Фекла выступает как ученица апостола Павла, обогащенная его премудростью. Она подробно говорит о Жене, облеченной в солнце (Откр.12:1–6). Для Феклы эта Жена – Церковь; рождаемый ею младенец – не что иное, как община верных. Церковь – наша мать. Она постоянно зачинает прибегающих ко Христу и, образуя их по образу и подобию Христову, рождает для новой жизни, для небесного гражданства. Змий, угрожающий Жене гибелью, – диавол. Для тех христиан, которые держатся непоколебимого основания истины, его угрозы не страшны, а звезды, которые ему удается увлечь с неба, – это сонмища еретиков, искажающих истину веры.
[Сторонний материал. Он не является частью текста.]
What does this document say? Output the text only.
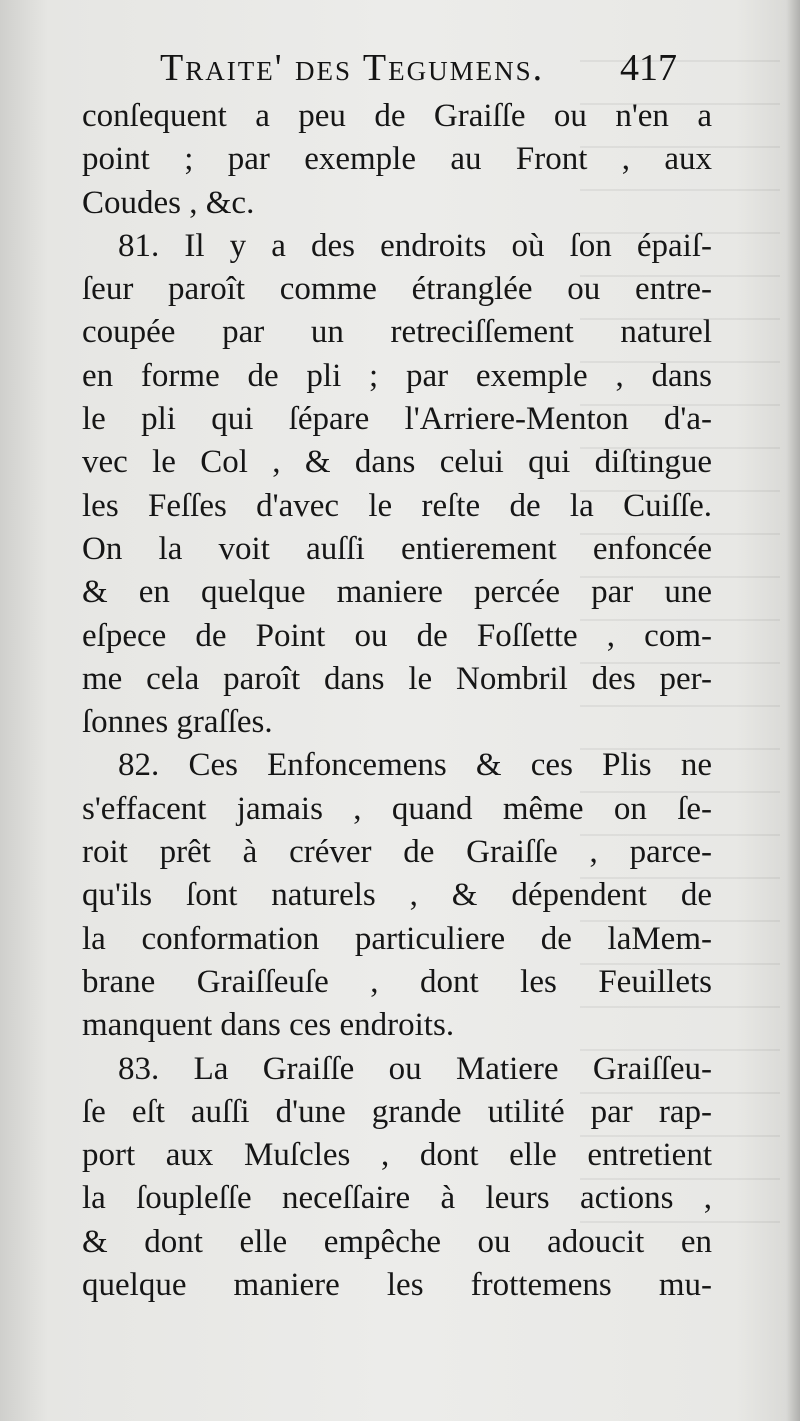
Traite' des Tegumens. 417
conſequent a peu de Graiſſe ou n'en a
point ; par exemple au Front , aux
Coudes , &c.
81. Il y a des endroits où ſon épaiſ-
ſeur paroît comme étranglée ou entre-
coupée par un retreciſſement naturel
en forme de pli ; par exemple , dans
le pli qui ſépare l'Arriere-Menton d'a-
vec le Col , & dans celui qui diſtingue
les Feſſes d'avec le reſte de la Cuiſſe.
On la voit auſſi entierement enfoncée
& en quelque maniere percée par une
eſpece de Point ou de Foſſette , com-
me cela paroît dans le Nombril des per-
ſonnes graſſes.
82. Ces Enfoncemens & ces Plis ne
s'effacent jamais , quand même on ſe-
roit prêt à créver de Graiſſe , parce-
qu'ils ſont naturels , & dépendent de
la conformation particuliere de laMem-
brane Graiſſeuſe , dont les Feuillets
manquent dans ces endroits.
83. La Graiſſe ou Matiere Graiſſeu-
ſe eſt auſſi d'une grande utilité par rap-
port aux Muſcles , dont elle entretient
la ſoupleſſe neceſſaire à leurs actions ,
& dont elle empêche ou adoucit en
quelque maniere les frottemens mu-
Одним из злых ухищрений диавола является привлечение им людей к вере в роковую силу предопределения и в бредни астрологов. Учение о предопределении не имеет ничего общего со здравым смыслом и недостойно христиан, которым открыто учение Церкви о свободе воли. Человек должен быть господином самого себя и жить сообразно с примером Христа.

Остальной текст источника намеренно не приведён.